Des djihadistes liés à l’État islamique et à Al-Qaïda sèment la terreur au Sahel. Ils ont pris le contrôle de la majeure partie du Niger, du Mali et du Burkina Faso, trois pays actuellement dirigés par des juntes militaires dont les dirigeants ont accédé au pouvoir en réponse à l’incapacité des gouvernements démocratiques précédents à faire face à la situation du terrorisme dans leurs pays respectifs et dans l’ensemble de la région.
Aujourd’hui, la triade – Niger, Mali et Burkina Faso – qui a formé l’Alliance des États du Sahel (AES), s’est réunie pour mettre sur pied une force commune afin de lutter contre le mal dont elle a bénéficié de manière collatérale.
Le chef de l’armée nigérienne, Moussa Salaou Barmou, a fait cette annonce le mercredi 7 mars 2024 à l’issue de pourparlers qui se sont déroulés dans la capitale du pays, Niamey. La composition et les autres détails de la force conjointe sont encore vagues, mais l’objectif est d’utiliser ce corps militaire pour chasser les djihadistes et les fondamentalistes islamiques du Sahel.
Les trois pays ont coupé les liens avec l’ancien maître colonial, la France, et ont quitté la Communauté économique des États de l’Afrique de l’Ouest, dont ils accusent les dirigeants de prendre parti pour des puissances étrangères et de ne pas faire grand-chose dans le domaine de la lutte contre le terrorisme. En outre, ils se sont retirés du G5, une force internationale de lutte contre le terrorisme, et ont formé l’Alliance des États du Sahel (AES), un groupe de remplacement très soudé. Les dirigeants des juntes ont également ordonné à la mission de maintien de la paix de l’ONU au Mali, la Minusma, qui a contribué pendant des décennies à améliorer la sécurité dans la région, de quitter le pays. Mais tout en coupant les liens avec certains Occidentaux, ils en renforcent d’autres, comme la Russie.
Cependant, malgré la promesse des juntes d’endiguer la vague de terrorisme dans la région, la situation semble s’aggraver, les djihadistes contrôlant, dans certains cas, jusqu’à 70 % des pays, ce qui représente un grand danger pour l’ensemble de la sous-région.
La situation du terrorisme au Sahel
Selon la VOA, l’insurrection djihadiste s’est propagée au Niger et au Burkina Faso depuis le Mali voisin en 2015, notamment aux « trois frontières ».

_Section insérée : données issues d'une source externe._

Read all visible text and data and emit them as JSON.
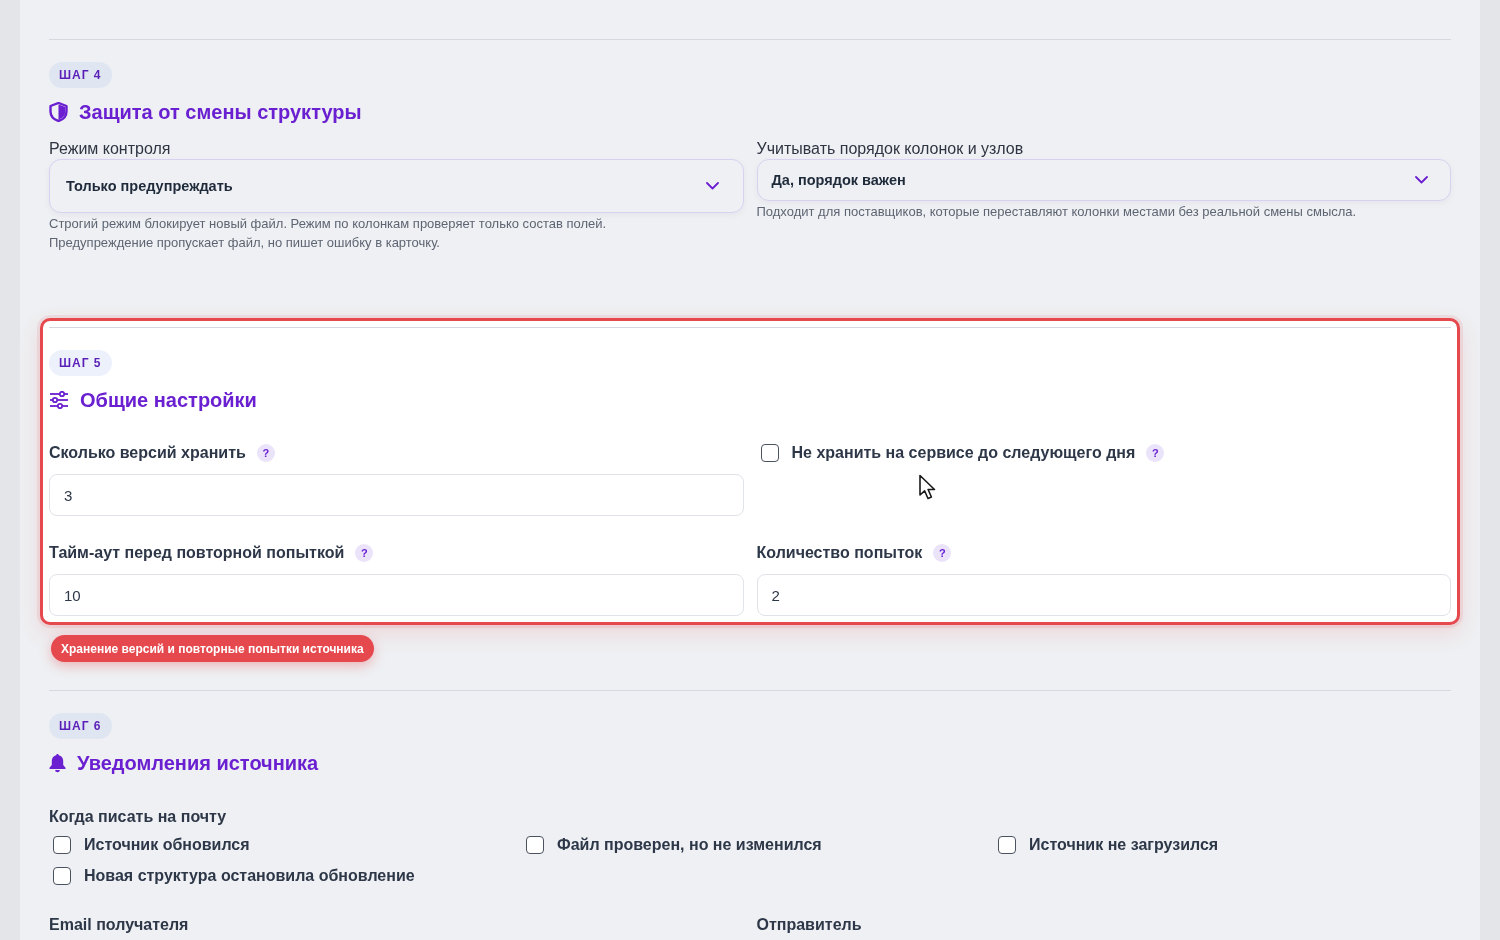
{
  "sections": [
    {
      "badge": "ШАГ 4",
      "title": "Защита от смены структуры",
      "highlighted": false,
      "fields": [
        {
          "kind": "select",
          "label": "Режим контроля",
          "value": "Только предупреждать",
          "hint": "Строгий режим блокирует новый файл. Режим по колонкам проверяет только состав полей. Предупреждение пропускает файл, но пишет ошибку в карточку."
        },
        {
          "kind": "select",
          "label": "Учитывать порядок колонок и узлов",
          "value": "Да, порядок важен",
          "hint": "Подходит для поставщиков, которые переставляют колонки местами без реальной смены смысла."
        }
      ]
    },
    {
      "badge": "ШАГ 5",
      "title": "Общие настройки",
      "highlighted": true,
      "tag": "Хранение версий и повторные попытки источника",
      "fields": [
        {
          "kind": "input",
          "label": "Сколько версий хранить",
          "help": "?",
          "value": "3"
        },
        {
          "kind": "checkbox",
          "label": "Не хранить на сервисе до следующего дня",
          "help": "?",
          "checked": false
        },
        {
          "kind": "input",
          "label": "Тайм-аут перед повторной попыткой",
          "help": "?",
          "value": "10"
        },
        {
          "kind": "input",
          "label": "Количество попыток",
          "help": "?",
          "value": "2"
        }
      ]
    },
    {
      "badge": "ШАГ 6",
      "title": "Уведомления источника",
      "highlighted": false,
      "fields": [
        {
          "kind": "checkbox_group",
          "label": "Когда писать на почту",
          "options": [
            {
              "label": "Источник обновился",
              "checked": false
            },
            {
              "label": "Файл проверен, но не изменился",
              "checked": false
            },
            {
              "label": "Источник не загрузился",
              "checked": false
            },
            {
              "label": "Новая структура остановила обновление",
              "checked": false
            }
          ]
        },
        {
          "kind": "label",
          "label": "Email получателя"
        },
        {
          "kind": "label",
          "label": "Отправитель"
        }
      ]
    }
  ]
}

Au Niger, en juillet 2023, des soldats ont renversé le président Mohamed Bazoum, soulignant la « dégradation de la situation sécuritaire » sous son mandat – une opinion partagée par de nombreux Nigériens. Vingt-neuf soldats ont été tués dans l’ouest du Niger lors d’une attaque menée par des djihadistes présumés le 3 octobre, la plus meurtrière d’une douzaine d’attaques qui ont tué 130 personnes depuis que l’armée a pris le pouvoir. Le 10 octobre, l’armée française a déclaré qu’elle avait commencé à retirer ses 1 400 soldats du Niger après avoir reçu l’ordre de quitter le pays par les dirigeants du coup d’État.
Mali
Au Mali, des insurrections djihadistes et séparatistes ont éclaté dans le nord en 2012 et la colère suscitée par l’incapacité du gouvernement à endiguer la violence a contribué à déclencher deux coups d’État en 2020 et 2021. Elle est actuellement confrontée à une activité accrue des groupes djihadistes et à une reprise des hostilités dans le nord par des groupes armés à prédominance touareg. Depuis le mois d’août, une série d’attaques ont été menées contre des positions de l’armée et des civils dans les régions de Tombouctou et de Gao.
Burkina Faso
Le Burkina Faso a connu deux coups d’État militaires l’année dernière, également déclenchés par la colère suscitée par l’incapacité à endiguer une insurrection djihadiste. Lorsqu’il a pris le pouvoir, le capitaine Ibrahim Traoré s’est fixé « deux à trois mois » pour améliorer la sécurité, mais un an plus tard, les attaques djihadistes continuent d’endeuiller le pays. Plus de 6 000 personnes sont mortes dans des attaques depuis le début de cette année, sur les 17 000 morts depuis 2015, selon un décompte de l’ONG Armed Conflict Location and Event Data Project (ACLED). La France a retiré ses troupes en février 2023.
Tchad
Au Tchad, Mahamat Idriss Deby Itno est le président de transition en attendant le retour à un régime civil après la mort de son père Idriss Deby Itno en 2021. Le CCMSR (Conseil de commandement militaire pour le salut de la République) fait partie d’une constellation de groupes rebelles qui cherchent depuis des décennies à renverser le régime tchadien. La région isolée et dangereuse du Tibesti est le théâtre de combats sporadiques mais intenses. Des affrontements d’une semaine ont éclaté dans la région en juin, avec des versions différentes des événements : l’armée a déclaré avoir tué 23 rebelles et les insurgés ont affirmé avoir tué 15 soldats.
Débordement
La VOA note que le Bénin, le Ghana, la Côte d’Ivoire et le Togo sont de plus en plus confrontés à la menace d’un débordement djihadiste en provenance du Burkina Faso et du Mali. Une quarantaine de soldats et une centaine de civils ont été tués dans une « guerre » djihadiste dans le nord du Togo, a déclaré le président Faure Gnassingbé en avril.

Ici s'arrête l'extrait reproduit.